Armée : la réserve en exercice de décontamination

Publié le par Jean-Philippe Chognot

Armee.jpgUne trentaine de chirurgiens-dentistes réservistes se sont formés à la décontamination d’urgence, hier, à l’hôpital Legouest, à Metz.
Ne rien laisser au hasard. Telle est la ligne de conduite que partagent les corps médicaux et militaires. Pas étonnant, donc, que l’HIA (Hôpital d’instruction des armées) Legouest, à Metz, l’applique à la lettre. Par exemple : comment seraient prises en charge des personnes contaminées en cas d’attaque bactériologique ? Pour parer à l’éventualité, l’établissement organisait, hier, une journée de formation sur ce thème.
Une trentaine de chirurgiensdentistes réservistes ont appris le fonctionnement d’une chaîne de décontamination en milieu NRBC (Nucléaire, radiologique, bactériologique et chimique). « Même s’il s’agit d’un scénario rare, les médecins de réserve doivent se former pour pouvoir faire face à une telle situation le cas échéant », explique le chirurgien-dentiste en chef Bruno Peniguel.
En cas de contamination, le patient est acheminé au Centre de décontamination polyvalent (CDP) de l’HIA. L’air y est filtré et le personnel médical est équipé de tenues de protection. Le patient est d’abord pris en charge dans la salle d’accueil. « Un médecin trieur l’examine pour voir s’il est en détresse vitale ou pas », explique l’adjudant Frédéric Pauly-Callot. Cette première étape est aussi administrative et permet la traçabilité du malade.

Enveloppe suspecte
Allongé sur un brancard, le patient est ensuite conduit au poste de déshabillage grâce à un rail. « On découpe ses vêtements à l’aide de ciseaux ou d’un couteau Bordeaux en essayant de ne pas le surcontaminer », indique le médecin en chef Patrick Walkowiak en faisant une démonstration sur un mannequin. Pour finir, le brancard est installé dans une baignoire où le patient est lavé au savon neutre.

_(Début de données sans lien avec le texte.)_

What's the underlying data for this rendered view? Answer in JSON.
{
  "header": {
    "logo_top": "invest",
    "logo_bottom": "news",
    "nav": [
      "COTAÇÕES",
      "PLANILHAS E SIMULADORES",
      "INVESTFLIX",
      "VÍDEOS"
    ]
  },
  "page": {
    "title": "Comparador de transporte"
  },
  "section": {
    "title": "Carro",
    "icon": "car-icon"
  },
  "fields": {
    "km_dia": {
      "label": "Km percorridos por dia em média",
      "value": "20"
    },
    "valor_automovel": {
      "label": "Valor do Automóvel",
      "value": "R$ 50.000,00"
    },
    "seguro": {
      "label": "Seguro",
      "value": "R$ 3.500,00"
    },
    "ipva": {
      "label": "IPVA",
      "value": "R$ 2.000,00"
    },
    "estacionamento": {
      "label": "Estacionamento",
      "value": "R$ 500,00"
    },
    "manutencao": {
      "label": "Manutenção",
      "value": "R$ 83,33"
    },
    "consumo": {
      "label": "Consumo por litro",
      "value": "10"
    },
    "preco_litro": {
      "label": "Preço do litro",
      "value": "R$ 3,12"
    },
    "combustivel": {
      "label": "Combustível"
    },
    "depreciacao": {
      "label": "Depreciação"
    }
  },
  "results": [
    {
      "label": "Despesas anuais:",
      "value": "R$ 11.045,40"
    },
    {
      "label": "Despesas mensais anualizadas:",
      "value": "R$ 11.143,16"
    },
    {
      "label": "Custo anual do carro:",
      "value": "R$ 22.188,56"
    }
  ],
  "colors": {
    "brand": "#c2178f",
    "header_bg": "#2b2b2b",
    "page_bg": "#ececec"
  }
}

Au bout de la chaîne de décontamination, la personne contaminée n’est plus contagieuse et peut être prise en charge en milieu hospitalier.
La dernière utilisation de la chaîne de décontamination de l’hôpital Legouest remonte à l’année 2008. Le 14 mars, pendant l’entre-deux-tours des élections municipales, huit personnes avaient été prises en charge après réception d’une enveloppe suspecte à la mairie de Florange. Il s’agissait alors d’une fausse alerte.
Jean-Philippe Chognot

Article publié dans Le Républicain Lorrain, édition de Metz-Orne, du 26/03/2010, en page 3.